Re: Reading from a pipe
by hello_world (Acolyte) on Nov 20, 2011 at 15:47 UTC
    Thanks for the explanation Eliya.Basically,i am writing a script which forks multiple processes which ping different hosts for 40-50 sec and report to the parent script with values. I'd like to do the pinging part in parallel,not sequentially. So,if i have a 10 child ping processes,do i need to create 10 different pipes ( hope i am getting this right).Lastly,what sort of IPC is better in such cases.

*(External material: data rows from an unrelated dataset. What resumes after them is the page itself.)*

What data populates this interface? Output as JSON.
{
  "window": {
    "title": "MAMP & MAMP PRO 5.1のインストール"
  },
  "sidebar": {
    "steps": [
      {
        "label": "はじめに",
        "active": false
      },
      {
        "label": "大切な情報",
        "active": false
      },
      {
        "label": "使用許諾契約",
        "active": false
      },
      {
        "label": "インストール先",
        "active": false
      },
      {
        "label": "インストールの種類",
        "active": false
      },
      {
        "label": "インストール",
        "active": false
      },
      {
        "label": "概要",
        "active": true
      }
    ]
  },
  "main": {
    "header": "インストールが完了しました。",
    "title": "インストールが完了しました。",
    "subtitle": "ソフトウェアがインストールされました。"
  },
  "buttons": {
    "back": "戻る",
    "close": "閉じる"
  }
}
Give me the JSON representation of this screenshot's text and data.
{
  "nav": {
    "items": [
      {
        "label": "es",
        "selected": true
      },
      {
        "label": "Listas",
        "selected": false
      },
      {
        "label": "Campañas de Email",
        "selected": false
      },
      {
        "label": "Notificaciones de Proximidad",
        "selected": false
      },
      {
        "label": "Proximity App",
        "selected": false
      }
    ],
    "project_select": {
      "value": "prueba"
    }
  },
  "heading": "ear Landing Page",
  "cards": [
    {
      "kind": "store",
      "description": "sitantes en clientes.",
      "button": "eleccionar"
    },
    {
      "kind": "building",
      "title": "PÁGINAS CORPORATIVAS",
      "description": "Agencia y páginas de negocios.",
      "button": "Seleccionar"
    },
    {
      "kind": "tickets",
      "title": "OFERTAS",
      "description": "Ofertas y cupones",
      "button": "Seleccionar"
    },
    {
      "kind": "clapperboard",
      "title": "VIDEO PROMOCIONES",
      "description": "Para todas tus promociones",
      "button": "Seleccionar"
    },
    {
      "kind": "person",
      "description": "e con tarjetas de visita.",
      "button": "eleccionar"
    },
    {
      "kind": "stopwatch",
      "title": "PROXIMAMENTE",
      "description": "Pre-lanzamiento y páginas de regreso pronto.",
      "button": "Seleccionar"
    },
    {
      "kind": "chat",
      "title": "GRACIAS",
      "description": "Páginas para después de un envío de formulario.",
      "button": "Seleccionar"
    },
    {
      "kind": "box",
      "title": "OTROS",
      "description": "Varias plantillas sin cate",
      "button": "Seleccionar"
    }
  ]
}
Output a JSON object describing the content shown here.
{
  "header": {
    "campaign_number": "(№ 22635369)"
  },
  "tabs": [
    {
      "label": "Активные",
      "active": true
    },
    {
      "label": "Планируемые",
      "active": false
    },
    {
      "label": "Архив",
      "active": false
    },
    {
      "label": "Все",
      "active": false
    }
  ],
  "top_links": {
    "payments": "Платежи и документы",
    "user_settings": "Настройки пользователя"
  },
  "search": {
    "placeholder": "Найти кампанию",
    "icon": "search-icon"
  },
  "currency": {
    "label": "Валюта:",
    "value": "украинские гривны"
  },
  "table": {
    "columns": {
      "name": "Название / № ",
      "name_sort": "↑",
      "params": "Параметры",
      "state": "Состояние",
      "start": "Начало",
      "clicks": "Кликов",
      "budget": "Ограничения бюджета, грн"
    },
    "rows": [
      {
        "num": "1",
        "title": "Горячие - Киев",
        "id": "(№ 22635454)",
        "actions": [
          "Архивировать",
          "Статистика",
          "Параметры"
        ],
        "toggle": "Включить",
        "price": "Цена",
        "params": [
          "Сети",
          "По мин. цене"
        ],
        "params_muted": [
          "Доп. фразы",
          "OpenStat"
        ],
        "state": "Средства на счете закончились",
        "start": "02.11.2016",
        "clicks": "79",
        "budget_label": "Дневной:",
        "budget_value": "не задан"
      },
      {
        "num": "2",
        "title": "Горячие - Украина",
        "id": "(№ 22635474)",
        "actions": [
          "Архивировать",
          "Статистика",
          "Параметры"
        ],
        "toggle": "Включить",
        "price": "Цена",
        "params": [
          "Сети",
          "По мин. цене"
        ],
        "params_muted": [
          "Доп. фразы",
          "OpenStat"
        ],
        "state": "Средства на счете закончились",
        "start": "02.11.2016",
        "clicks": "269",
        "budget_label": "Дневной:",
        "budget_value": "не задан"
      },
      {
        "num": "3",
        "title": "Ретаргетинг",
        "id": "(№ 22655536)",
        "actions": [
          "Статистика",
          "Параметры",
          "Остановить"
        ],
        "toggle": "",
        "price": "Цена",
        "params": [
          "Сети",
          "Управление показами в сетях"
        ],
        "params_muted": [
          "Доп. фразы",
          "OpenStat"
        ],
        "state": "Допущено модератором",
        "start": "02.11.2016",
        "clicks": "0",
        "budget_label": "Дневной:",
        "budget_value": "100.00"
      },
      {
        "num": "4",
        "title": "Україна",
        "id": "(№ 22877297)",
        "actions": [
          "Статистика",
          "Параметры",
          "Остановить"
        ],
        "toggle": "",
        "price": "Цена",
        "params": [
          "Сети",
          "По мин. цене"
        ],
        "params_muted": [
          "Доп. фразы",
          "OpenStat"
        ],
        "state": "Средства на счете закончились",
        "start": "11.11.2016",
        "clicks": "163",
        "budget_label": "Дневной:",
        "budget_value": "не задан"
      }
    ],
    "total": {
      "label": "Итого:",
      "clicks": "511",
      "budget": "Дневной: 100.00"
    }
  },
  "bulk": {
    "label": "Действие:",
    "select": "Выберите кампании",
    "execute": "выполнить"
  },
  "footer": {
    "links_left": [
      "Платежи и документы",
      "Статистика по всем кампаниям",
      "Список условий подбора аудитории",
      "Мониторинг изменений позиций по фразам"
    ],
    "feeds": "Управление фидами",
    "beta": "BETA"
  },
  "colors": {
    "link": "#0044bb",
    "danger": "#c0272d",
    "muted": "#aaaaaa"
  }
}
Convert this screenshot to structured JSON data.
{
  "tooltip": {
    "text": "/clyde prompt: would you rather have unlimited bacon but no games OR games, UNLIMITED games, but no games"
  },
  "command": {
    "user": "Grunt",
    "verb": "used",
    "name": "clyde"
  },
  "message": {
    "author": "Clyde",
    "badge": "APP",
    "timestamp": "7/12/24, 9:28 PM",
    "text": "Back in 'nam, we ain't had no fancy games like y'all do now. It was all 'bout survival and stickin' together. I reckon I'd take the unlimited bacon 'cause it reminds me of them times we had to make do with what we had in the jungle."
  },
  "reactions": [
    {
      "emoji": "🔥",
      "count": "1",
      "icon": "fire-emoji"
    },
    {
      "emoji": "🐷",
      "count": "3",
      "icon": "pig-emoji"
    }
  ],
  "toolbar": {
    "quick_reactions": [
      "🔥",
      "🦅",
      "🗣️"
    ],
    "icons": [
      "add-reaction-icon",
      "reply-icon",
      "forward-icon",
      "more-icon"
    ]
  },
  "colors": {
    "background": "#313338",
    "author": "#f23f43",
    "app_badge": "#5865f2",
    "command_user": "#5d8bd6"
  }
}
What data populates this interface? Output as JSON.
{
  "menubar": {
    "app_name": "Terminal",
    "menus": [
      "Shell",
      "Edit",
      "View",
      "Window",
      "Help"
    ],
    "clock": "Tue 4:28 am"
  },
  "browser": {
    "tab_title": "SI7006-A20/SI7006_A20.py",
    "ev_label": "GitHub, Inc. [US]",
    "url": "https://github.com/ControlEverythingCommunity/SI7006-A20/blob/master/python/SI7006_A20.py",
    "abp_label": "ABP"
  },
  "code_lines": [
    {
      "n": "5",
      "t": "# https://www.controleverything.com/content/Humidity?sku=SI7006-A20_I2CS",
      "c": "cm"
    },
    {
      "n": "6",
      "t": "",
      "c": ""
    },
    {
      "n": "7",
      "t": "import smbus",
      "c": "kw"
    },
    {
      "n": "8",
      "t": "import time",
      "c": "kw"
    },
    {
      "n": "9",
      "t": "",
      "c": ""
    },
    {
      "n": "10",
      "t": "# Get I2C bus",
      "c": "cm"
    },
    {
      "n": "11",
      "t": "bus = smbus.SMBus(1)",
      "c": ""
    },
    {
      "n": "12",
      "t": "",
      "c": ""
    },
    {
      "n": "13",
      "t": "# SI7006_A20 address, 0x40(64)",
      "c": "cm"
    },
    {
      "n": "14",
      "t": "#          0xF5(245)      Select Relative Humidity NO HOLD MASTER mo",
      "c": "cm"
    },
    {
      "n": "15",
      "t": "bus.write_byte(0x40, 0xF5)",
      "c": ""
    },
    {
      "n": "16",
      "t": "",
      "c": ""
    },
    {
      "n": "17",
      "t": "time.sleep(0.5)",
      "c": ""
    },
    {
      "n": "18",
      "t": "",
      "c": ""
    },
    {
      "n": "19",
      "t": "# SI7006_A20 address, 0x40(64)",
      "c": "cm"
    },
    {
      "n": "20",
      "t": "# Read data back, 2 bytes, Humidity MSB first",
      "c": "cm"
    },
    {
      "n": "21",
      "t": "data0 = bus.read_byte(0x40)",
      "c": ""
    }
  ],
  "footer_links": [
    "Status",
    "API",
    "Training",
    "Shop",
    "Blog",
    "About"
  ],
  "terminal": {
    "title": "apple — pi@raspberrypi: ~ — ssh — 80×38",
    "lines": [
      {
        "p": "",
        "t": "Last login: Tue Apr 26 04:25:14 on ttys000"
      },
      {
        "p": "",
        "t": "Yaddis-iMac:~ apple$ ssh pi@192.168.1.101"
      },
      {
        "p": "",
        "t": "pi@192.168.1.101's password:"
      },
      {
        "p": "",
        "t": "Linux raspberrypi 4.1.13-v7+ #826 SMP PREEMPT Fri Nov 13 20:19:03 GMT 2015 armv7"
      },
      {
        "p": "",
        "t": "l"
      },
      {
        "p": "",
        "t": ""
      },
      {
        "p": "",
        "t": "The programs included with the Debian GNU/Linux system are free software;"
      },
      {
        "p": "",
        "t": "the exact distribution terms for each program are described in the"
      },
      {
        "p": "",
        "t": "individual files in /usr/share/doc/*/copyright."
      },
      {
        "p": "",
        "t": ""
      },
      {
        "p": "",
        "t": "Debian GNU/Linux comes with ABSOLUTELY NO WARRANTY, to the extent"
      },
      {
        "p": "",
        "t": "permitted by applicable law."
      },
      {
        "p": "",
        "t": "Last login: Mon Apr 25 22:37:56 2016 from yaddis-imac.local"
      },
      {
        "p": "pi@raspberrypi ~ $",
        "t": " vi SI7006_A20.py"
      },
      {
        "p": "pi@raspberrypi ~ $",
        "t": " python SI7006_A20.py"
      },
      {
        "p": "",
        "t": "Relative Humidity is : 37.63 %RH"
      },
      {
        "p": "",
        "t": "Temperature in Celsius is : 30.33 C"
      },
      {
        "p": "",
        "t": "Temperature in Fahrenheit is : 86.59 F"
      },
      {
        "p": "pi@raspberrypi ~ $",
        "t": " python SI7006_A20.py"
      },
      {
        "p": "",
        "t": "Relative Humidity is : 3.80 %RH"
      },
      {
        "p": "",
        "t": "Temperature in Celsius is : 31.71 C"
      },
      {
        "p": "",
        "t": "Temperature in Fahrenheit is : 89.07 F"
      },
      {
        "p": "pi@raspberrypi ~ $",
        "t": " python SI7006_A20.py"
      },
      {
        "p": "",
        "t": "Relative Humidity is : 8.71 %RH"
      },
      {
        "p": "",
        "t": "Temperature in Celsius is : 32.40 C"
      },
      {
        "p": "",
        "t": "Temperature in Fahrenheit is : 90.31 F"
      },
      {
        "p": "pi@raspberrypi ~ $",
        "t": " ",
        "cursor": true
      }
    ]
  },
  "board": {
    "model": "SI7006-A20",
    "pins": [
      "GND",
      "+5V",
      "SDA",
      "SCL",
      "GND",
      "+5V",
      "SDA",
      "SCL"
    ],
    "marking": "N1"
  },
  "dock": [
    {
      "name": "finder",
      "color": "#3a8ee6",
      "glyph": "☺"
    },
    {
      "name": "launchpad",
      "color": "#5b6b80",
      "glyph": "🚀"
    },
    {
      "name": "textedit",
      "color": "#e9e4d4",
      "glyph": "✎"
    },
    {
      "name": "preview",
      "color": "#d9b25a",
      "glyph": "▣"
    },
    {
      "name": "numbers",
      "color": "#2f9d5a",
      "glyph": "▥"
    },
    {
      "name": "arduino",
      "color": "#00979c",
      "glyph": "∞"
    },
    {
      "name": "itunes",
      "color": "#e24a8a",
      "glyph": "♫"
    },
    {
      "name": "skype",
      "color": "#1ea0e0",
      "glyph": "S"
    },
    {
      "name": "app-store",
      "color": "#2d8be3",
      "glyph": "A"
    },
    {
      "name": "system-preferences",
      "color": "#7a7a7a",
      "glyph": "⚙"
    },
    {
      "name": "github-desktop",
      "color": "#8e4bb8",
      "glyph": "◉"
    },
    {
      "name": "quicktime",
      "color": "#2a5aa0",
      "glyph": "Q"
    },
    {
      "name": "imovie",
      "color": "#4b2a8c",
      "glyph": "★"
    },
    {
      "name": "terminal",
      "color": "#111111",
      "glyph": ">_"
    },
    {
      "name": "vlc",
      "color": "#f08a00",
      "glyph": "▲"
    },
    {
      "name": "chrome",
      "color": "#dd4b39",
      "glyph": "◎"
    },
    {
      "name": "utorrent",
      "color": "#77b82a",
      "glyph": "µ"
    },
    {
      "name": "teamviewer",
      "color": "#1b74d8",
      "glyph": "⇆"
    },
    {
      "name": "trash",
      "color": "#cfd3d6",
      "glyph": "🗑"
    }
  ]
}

      Here's a minimal example using piped open (instead of manually creating the pipes), and IO::Select as a more convenient wrapper around the select builtin:

      use IO::Select; sub spawn_ping { my $addr = shift; open my $fh, "-|", "ping $addr -w 2 -q | sed -n '\$p'" or die $!; return $fh; } my $sel = new IO::Select(); for (1..10) { my $addr = 'localhost'; # or whatever $sel->add( spawn_ping($addr) ); } while ( my @ready = $sel->can_read ) { for my $fh (@ready) { my $resp = <$fh>; if (defined $resp) { print STDERR $resp; # or do with it whatever you like } else { $sel->remove($fh); close $fh; } } }

      Note that the <$fh> would (temporarily) block until a whole line is available on the respective pipe. This shouldn't be a problem in this particular case, though, as you're outputting entire lines.